In Bryson v. Sullivan, 330 N.C. 644, 412 S.E.2d 327 (1992), our Supreme Court found that the language of N.C. Gen. Stat. section 6-21.5 refers in every instance to the party with no hint of including the attorney. Id. at 665-666, 412 S.E.2d at 338-339 (emphasis added). In Bryson, the Court held that “ ‘because statutes awarding an attorney’s fee to the prevailing party are in derogation of the common law, N.C. Gen Stat. § 6-21.5 must be strictly construed’ ” and therefore the statute does not authorize the Court to require counsel to pay attorney’s fees to the prevailing party. Id. (quoting Sunamerica Financial Corp. v. Bonham, 328 N.C. 254, 257, 400 S.E.2d 435, 437 (1991)). We conclude that the same considerations stated in Bryson are applicable to G.S. section 97-88.1, the statutory provision at issue here.

*697Furthermore, G.S. section 97-88.1 reads in pertinent part: “If the Industrial Commission shall determine that any hearing has been brought, prosecuted, or defended without reasonable ground, it may assess the whole cost of the proceedings including reasonable fees for defendant’s attorney or plaintiffs attorney upon the party who has brought or defended them.” G.S. § 97-88.1 (1991). In Sparks v. Mountain Breeze Restaurant, 65 N.C. App. 663, 286 S.E.2d 575 (1982), we established a test to determine whether attorney’s fees should be awarded in a hearing brought before the Industrial Commission. In Sparks, we stated: “The test is not whether the defense prevails, but whether it is based in reason rather than in stubborn, unfounded litigiousness.” Id. at 665, 286 S.E.2d at 576. In Robinson v. J.P. Stephens & Co., 57 N.C. App. 619, 292 S.E.2d 144 (1982), we stated that this Court has the right to review whether the evidence shows a reasonable ground to defend. Id. at 627, 292 S.E.2d at 149. In her claim, plaintiff asserts that she is entitled to compensation under G.S. section 97-31(12) for disability to her hand in addition to compensation she has already received for disability to her second (long) finger under G.S. Section 97-31(3). Considering the evidence presented, we find that the claim is not based on unfounded litigiousness and therefore conclude that the awarding of attorney’s fees is unwarranted.

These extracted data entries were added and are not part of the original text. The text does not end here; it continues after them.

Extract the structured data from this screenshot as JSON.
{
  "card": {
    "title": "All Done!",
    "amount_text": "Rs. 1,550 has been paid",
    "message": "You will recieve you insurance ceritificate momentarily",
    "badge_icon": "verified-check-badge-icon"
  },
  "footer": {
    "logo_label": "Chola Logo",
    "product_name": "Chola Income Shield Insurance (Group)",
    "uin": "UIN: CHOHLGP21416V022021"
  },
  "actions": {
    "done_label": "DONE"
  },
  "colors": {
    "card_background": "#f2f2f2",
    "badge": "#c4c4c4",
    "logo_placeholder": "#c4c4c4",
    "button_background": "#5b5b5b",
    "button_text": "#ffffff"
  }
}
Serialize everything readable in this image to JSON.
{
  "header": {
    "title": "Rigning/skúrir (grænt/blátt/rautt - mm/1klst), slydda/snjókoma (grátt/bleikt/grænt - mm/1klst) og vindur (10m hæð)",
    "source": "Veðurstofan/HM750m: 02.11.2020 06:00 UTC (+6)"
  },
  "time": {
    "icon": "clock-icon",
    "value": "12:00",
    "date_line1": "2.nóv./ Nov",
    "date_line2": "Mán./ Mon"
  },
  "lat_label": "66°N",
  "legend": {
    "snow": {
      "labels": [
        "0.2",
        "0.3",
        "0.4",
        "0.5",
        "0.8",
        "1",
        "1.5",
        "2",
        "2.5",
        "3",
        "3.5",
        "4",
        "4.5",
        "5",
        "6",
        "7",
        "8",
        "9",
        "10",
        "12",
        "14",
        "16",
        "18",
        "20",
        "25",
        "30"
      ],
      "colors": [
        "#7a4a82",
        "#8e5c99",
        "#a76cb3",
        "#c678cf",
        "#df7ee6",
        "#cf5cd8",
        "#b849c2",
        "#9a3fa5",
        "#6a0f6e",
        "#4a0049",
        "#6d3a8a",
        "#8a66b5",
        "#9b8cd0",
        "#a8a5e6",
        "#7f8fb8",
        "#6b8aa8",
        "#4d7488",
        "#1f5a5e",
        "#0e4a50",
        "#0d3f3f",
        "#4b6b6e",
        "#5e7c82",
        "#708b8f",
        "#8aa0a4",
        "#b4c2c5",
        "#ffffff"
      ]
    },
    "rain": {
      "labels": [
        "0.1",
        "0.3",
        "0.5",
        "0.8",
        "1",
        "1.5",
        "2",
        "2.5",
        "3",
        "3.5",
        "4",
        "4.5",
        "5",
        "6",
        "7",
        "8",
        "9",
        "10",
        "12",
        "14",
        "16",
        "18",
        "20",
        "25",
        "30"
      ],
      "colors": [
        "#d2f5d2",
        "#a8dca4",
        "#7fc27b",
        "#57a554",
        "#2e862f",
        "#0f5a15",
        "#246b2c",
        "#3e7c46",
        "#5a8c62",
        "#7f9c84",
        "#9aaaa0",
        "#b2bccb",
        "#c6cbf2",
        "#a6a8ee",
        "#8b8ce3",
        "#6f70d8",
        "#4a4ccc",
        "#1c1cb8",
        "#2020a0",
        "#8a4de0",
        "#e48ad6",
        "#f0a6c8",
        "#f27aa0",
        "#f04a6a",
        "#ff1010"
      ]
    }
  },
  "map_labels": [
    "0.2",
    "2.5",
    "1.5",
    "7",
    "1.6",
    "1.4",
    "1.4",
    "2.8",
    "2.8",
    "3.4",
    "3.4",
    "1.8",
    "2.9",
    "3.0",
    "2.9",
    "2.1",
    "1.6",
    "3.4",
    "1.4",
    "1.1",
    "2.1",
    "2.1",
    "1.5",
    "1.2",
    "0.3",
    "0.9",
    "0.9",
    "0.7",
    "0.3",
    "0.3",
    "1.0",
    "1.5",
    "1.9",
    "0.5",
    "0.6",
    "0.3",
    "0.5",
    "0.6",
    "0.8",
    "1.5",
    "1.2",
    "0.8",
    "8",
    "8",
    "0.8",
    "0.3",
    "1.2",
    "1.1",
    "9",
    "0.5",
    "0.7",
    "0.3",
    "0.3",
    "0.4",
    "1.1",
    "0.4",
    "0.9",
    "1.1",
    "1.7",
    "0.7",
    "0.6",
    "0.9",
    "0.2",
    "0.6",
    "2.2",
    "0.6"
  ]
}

Given the disposition of this case, we do not address plaintiff’s other assignments of error. We reverse the Opinion and Award filed 28 April 1995 and remand this case to the Commission with directions to strike the deposition testimony of Dr. Stephen J. Naso, Jr., reverse the award of attorney’s fees and costs against plaintiff’s attorney, reopen the case to receive further evidence and reconsider plaintiff’s request for additional compensation.

Reversed and remanded.

Judges EAGLES and MCGEE concur.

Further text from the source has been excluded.